I wish they would stop pursuing the notion that ME/CFS is some exotic, complicated multi-systemic disease. The symptoms are complicated, but the cause may not. It could be, and more likely than not if you ask me, a simple hypersensitivity to some immune signal unleashing a constellation of symptoms.
 
Possibly worth noting, for those skimming, that this is apparently Part 2 of a 5-part series.
The present analysis is the second part of a five-stage series of studies on the symptoms of ME/CFS. In the first, exploratory part of the study series, there was no correlation between the duration of the disease and the frequency of the individual symptoms for most symptoms.

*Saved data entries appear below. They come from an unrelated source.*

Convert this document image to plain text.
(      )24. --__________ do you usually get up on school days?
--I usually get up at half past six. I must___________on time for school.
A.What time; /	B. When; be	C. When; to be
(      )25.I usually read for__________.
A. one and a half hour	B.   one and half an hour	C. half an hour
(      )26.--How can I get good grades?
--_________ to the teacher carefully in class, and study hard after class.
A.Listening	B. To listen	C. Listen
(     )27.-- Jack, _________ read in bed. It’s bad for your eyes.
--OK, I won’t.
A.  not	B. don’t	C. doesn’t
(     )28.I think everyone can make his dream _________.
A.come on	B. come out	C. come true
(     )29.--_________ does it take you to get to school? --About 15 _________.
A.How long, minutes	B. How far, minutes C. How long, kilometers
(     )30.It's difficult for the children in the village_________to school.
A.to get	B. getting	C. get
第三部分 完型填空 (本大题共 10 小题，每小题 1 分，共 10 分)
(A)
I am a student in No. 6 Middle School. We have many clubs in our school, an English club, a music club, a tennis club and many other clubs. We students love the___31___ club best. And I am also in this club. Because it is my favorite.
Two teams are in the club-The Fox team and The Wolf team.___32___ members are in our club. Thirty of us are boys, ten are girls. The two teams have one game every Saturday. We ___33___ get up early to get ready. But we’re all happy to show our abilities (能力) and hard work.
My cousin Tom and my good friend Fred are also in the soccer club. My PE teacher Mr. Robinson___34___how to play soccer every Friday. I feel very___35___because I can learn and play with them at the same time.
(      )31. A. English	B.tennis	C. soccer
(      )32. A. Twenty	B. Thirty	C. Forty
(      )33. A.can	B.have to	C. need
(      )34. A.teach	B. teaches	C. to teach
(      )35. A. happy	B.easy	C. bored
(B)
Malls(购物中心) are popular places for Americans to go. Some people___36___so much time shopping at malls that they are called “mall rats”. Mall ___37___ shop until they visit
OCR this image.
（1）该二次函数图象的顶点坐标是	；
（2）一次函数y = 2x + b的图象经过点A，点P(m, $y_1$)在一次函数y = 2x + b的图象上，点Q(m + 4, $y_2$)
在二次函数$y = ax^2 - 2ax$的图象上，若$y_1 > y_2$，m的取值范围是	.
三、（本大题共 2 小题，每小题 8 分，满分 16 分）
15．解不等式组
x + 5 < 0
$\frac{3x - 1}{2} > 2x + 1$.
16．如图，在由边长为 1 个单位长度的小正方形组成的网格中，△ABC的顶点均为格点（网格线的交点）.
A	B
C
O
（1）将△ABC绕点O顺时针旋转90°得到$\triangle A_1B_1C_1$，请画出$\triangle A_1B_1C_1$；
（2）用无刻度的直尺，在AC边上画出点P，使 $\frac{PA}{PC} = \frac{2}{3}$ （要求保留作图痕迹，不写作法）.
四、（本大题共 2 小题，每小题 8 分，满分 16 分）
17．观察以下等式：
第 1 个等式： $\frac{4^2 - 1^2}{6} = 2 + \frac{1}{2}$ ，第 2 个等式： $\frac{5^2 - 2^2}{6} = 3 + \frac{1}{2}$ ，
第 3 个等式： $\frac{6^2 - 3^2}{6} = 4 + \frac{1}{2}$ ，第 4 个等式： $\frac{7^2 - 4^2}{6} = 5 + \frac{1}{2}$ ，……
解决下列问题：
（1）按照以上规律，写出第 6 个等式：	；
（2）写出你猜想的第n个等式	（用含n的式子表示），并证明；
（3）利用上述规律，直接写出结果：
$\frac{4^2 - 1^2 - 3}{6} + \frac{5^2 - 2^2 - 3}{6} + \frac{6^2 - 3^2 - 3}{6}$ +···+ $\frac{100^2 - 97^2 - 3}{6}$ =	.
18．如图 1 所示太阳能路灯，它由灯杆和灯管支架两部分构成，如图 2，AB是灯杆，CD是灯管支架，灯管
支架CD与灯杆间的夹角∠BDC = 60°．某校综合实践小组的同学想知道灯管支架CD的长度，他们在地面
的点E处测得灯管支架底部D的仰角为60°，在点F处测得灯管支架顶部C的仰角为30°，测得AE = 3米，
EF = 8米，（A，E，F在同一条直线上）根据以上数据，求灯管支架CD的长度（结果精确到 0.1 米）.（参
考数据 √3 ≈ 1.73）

However, there were indications of differences between the sexes and a parallel occurrence of individual symptoms [8]. We therefore wondered whether it would be possible to identify such symptom groups and then relate them to known pathophysiological correlations in order to develop gender-appropriate preventive or therapeutic approaches at a later stage.
 
We already know that symptoms tend to cluster, so I don't know what new things the paper brings. They essentially took what is known, put them in some arbitrary buckets of "functional body systems" and then concluded that these functional body systems can be the causes of those symptoms.

I wish they would stop pursuing the notion that ME/CFS is some exotic, complicated multi-systemic disease. The symptoms are complicated, but the cause may not. It could be, and more likely than not if you ask me, a simple hypersensitivity to some immune signal unleashing a constellation of symptoms.
They also vary too much over time. I can't even remember another study that bothered to track this, it's always single points in time. The only study that did this was the second Body Politic one, and it showed how those symptom profiles shift and wane massively over the course of the illness. Symptoms at 3 months, 6, 12, and so on varied by huge amounts.

This essentially nullifies those attempts, but it's been essentially ignored because there have been at least a dozen, maybe even several dozens, studies trying to come up with those clusters, and most likely if they kept tracking symptoms in their cohort, they would find that their clusters move around far too much to be of value, and that's before we get to the fact that even in single points in time assessments there is a huge overlap.

All of which is frustrating because to me it seems like the most important thing to study here is that whatever the cause is, it has to account for those wild fluctuations, which significantly restricts the set of plausible hypotheses. But instead we only ever see studies that are performed naively, never trying to account for facts that are known.